The time breakdown tells the story:
- Attention kernels: 40-60%
- FFN/MLP kernels: 30-40%
- Communication (with TP): 20-35%
- Everything else: <10%
Attention and FFN dominate. Both are memory-bound.
The Memory Bandwidth Endgame
Every library in this stack attacks the same fundamental constraint: memory bandwidth.

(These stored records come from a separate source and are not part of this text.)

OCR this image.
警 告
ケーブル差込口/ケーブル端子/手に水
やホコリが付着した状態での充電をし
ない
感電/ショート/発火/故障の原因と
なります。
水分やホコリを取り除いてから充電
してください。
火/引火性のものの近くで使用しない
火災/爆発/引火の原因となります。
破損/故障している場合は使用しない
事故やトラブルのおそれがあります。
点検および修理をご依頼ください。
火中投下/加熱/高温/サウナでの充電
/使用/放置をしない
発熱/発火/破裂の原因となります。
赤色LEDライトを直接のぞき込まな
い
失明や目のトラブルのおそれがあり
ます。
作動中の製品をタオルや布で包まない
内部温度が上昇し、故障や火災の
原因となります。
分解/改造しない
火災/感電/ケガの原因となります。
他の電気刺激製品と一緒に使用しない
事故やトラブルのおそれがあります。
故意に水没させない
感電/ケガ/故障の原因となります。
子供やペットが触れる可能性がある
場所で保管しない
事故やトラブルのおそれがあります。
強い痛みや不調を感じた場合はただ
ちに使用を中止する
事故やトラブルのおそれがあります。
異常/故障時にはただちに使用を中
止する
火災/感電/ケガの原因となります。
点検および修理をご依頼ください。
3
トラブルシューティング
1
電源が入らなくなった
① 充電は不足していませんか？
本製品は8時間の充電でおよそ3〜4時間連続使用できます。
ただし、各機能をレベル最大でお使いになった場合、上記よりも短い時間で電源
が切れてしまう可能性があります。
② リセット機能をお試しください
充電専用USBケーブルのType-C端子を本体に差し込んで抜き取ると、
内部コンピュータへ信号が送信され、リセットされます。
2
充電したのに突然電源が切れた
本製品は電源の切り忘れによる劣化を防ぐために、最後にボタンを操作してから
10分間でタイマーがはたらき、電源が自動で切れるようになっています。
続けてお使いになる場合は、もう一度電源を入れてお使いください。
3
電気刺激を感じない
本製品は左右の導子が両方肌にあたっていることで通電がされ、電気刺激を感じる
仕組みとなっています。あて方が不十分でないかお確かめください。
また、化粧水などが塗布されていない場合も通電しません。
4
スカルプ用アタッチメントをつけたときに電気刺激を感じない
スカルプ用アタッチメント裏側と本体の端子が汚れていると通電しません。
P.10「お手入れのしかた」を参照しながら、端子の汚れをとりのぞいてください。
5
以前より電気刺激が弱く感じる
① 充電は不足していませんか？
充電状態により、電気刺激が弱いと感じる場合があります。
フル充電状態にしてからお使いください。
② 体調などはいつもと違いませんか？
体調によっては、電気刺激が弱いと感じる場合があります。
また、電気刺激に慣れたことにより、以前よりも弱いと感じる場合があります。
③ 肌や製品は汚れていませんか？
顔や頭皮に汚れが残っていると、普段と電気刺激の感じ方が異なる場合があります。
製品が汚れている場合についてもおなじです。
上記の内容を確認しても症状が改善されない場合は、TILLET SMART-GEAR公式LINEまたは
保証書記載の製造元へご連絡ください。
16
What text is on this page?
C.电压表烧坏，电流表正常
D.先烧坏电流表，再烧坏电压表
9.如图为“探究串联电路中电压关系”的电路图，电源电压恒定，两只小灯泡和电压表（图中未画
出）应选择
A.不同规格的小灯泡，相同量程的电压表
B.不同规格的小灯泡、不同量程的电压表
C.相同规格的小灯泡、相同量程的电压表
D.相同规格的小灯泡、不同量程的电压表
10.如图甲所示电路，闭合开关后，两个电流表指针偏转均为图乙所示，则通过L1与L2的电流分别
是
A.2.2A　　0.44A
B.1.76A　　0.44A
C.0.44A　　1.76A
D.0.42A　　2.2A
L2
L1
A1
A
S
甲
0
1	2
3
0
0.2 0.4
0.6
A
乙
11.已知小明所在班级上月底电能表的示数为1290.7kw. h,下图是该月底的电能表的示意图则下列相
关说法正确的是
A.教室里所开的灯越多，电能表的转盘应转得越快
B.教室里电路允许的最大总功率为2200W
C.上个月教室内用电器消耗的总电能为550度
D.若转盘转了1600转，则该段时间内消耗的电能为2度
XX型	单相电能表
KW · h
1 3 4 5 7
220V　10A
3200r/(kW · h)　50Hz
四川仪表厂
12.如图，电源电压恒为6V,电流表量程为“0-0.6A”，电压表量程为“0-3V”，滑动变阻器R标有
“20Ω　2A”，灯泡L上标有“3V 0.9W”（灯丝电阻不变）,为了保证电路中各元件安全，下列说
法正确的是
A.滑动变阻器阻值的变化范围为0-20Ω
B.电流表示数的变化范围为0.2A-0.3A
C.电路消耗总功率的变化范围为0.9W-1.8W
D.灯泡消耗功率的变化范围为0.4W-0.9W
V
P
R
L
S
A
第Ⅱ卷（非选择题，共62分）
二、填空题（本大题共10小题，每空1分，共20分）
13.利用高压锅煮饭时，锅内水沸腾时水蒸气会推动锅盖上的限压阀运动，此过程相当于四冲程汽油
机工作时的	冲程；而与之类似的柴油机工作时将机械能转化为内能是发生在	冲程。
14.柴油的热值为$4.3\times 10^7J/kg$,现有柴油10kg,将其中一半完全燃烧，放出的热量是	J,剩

CUTLASS enables fused kernels that minimize HBM round-trips. Triton makes writing such kernels accessible. FlashInfer optimizes attention’s memory access patterns. NCCL minimizes communication overhead that competes for the same memory bandwidth.
The hardware is evolving in the same direction. NVIDIA’s Blackwell B200 delivers 8 TB/s of HBM bandwidth, 2.4x more than H100, and introduces native FP4 support, halving bytes-per-parameter.
Understanding this stack is not just an academic exercise. If you’re deploying LLMs at scale, these libraries determine your cost per token, your latency percentiles, your maximum context length. The optimizations that matter aren’t in the model architecture; they’re in the software that maps that architecture onto silicon.
The iceberg runs deep. Now you know what’s beneath the surface.